Dried fruits are the best fruit sources of iron, with dried apricots leading the pack at 4.2 mg per half cup. That’s roughly 23% of the daily value for most adults. Fresh fruits contain far less iron per serving, but certain ones play a critical supporting role by helping your body absorb the iron you eat from other foods.
Best Dried Fruits for Iron
Drying fruit concentrates its nutrients (along with its sugars and calories), which is why dried varieties consistently outperform fresh fruit for iron content. Here’s how the most common options compare:
- Dried apricots: 4.2 mg per half cup
- Raisins: 2.8 mg per half cup
- Prunes: 1.6 mg per cup (pitted)
- Dried figs: roughly 2–3 mg per half cup, depending on variety
- Dates: highly variable by variety, ranging from less than 1 mg to several milligrams per 100 grams
Dried apricots and raisins are the most practical choices because they deliver meaningful iron in a small, snackable portion. Figs can also be a strong source. Research on different fig varieties has found iron content ranging from about 5.7 to 10 mg per 100 grams, though the exact amount depends on the variety and growing conditions. Dates are less reliable; their iron content swings widely, from as low as 0.3 mg to over 10 mg per 100 grams depending on the cultivar.
Prune Juice: A Surprisingly Good Option
If you prefer drinking your nutrients, prune juice delivers about 3 mg of iron per cup. That’s actually more iron than a cup of whole pitted prunes, and it’s easy to work into a morning routine. It also contains sorbitol, a natural sugar alcohol that supports digestion, which is why it has a long reputation as a gut-friendly drink. Just keep in mind that juice lacks the fiber of whole fruit and still carries a fair amount of sugar.
Why Fresh Fruit Matters Too
Fresh fruits are not significant iron sources on their own. A cup of strawberries or an orange contains well under 1 mg of iron. But fresh fruit plays a different, arguably more important role: boosting absorption of the iron you’re already eating.
All iron in fruit is the non-heme type, which is the same form found in beans, grains, and vegetables.
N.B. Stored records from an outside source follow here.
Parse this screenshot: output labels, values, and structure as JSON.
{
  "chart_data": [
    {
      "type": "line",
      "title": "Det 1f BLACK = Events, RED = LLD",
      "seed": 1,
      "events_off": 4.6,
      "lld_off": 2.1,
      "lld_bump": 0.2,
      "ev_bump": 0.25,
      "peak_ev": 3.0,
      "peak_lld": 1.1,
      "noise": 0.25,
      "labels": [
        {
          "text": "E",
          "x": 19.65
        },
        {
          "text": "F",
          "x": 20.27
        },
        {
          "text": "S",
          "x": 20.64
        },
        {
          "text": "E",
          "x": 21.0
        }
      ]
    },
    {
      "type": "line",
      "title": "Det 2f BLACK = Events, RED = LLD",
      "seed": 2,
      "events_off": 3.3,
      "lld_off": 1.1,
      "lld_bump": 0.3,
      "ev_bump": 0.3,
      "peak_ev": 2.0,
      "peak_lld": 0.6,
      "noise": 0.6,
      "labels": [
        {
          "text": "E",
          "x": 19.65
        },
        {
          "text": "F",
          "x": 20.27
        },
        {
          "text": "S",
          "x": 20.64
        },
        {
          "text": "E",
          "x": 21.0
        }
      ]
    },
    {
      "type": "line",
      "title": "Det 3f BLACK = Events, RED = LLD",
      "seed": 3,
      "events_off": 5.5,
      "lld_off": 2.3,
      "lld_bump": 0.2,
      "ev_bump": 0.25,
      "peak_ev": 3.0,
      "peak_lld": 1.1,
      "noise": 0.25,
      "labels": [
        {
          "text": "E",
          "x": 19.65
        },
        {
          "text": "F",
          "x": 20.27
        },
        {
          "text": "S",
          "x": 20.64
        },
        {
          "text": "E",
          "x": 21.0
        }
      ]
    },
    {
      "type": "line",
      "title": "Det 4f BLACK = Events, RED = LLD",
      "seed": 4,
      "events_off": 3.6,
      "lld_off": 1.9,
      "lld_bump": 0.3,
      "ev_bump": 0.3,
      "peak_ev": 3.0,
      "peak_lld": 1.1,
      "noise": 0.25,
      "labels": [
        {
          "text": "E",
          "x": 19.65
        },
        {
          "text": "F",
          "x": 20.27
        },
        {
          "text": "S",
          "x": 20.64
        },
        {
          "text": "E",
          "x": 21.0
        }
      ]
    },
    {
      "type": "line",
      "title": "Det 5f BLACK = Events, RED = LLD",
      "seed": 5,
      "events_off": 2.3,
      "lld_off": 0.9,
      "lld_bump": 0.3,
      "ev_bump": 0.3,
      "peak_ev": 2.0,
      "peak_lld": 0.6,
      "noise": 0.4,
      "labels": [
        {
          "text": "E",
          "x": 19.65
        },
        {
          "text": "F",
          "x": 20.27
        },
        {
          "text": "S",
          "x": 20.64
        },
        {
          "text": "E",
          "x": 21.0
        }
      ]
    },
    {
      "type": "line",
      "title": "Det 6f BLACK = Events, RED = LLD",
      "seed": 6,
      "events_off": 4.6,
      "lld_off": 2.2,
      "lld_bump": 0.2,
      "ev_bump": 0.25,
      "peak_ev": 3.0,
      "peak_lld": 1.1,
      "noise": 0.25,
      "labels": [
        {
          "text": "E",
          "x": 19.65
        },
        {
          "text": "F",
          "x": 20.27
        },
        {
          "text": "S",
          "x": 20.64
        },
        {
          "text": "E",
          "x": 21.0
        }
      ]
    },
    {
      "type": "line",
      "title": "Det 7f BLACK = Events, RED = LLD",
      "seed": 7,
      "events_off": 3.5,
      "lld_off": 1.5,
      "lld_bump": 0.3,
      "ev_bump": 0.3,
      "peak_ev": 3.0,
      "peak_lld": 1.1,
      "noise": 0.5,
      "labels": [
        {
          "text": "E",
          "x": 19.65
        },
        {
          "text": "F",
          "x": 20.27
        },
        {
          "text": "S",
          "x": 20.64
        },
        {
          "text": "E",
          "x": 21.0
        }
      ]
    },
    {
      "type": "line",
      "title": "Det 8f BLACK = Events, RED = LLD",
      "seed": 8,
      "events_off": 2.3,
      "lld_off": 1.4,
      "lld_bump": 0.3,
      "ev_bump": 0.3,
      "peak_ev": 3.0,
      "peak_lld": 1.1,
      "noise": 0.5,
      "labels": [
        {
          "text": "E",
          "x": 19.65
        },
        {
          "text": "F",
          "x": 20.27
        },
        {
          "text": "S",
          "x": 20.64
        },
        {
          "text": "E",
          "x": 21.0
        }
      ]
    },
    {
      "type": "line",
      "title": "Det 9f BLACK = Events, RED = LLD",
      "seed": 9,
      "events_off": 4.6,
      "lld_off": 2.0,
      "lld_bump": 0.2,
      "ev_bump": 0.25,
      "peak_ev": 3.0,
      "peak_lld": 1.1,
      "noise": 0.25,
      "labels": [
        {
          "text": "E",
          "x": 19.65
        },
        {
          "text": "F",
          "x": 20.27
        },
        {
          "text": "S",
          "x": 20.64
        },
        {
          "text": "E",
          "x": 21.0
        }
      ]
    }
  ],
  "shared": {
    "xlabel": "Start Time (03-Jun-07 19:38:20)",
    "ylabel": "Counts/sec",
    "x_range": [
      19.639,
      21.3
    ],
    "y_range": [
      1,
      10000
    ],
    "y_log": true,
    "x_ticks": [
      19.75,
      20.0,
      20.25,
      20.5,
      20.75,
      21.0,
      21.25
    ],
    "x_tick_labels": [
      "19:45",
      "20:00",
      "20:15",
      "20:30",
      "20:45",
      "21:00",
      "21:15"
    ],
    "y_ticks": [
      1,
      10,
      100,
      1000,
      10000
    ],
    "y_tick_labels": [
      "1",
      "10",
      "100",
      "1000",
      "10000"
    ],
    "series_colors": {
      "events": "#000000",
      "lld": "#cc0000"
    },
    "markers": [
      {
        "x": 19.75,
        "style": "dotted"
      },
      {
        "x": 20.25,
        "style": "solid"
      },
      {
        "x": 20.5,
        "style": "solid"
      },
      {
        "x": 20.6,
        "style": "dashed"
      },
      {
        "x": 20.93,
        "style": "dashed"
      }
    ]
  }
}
Your body absorbs non-heme iron poorly compared to the heme iron in meat. Plant-based iron absorption rates are often below 10%, and in some foods as low as 2–4%. That means a significant chunk of the iron listed on a nutrition label never actually makes it into your bloodstream.
Vitamin C changes this equation dramatically. When you eat vitamin C alongside non-heme iron, your body absorbs substantially more of it. The most effective strategy for getting iron from fruit is to pair your iron-rich foods (dried apricots in oatmeal, raisins in a salad, an iron-fortified cereal) with a good source of vitamin C at the same meal.
The best vitamin C fruits for this purpose include:
- Oranges and grapefruits
- Kiwi
- Strawberries and raspberries
- Papaya
- Cantaloupe
A glass of orange juice with an iron-rich meal, or a handful of strawberries alongside your trail mix, can make a real difference in how much iron your body actually uses.
Watch the Sugar in Dried Fruit
There’s a catch with relying on dried fruit for iron: the sugar content is concentrated right along with the minerals. Harvard Health Publishing notes that 100 grams of fresh apple contains about 10 grams of sugar, while 100 grams of dried apple packs 57 grams. That’s nearly six times the sugar in the same weight of fruit.
A practical rule of thumb is to eat no more than half the volume of dried fruit as you would fresh. If you’d eat a full cup of fresh cherries, stick to half a cup of dried. For iron purposes, a quarter to half cup of dried apricots or raisins a few times a week adds up meaningfully without overloading on sugar. Pairing dried fruit with nuts, seeds, or yogurt slows sugar absorption and makes for a more balanced snack.
Putting It Together
If your goal is to get more iron from fruit, dried apricots are the single best choice, followed by raisins, figs, and prune juice. But the real leverage comes from strategy, not just selection. Eating dried fruit alongside vitamin C-rich fresh fruit at the same meal or snack gives you both the iron and the absorption boost. A small bowl of oatmeal topped with dried apricots and sliced strawberries, for example, checks both boxes in one sitting.
It’s also worth knowing what works against you. Coffee, tea, and calcium-rich foods can reduce non-heme iron absorption when consumed at the same meal. Spacing your iron-rich snacks away from your morning coffee, or saving your calcium supplement for a different time of day, helps you get more out of the iron you eat.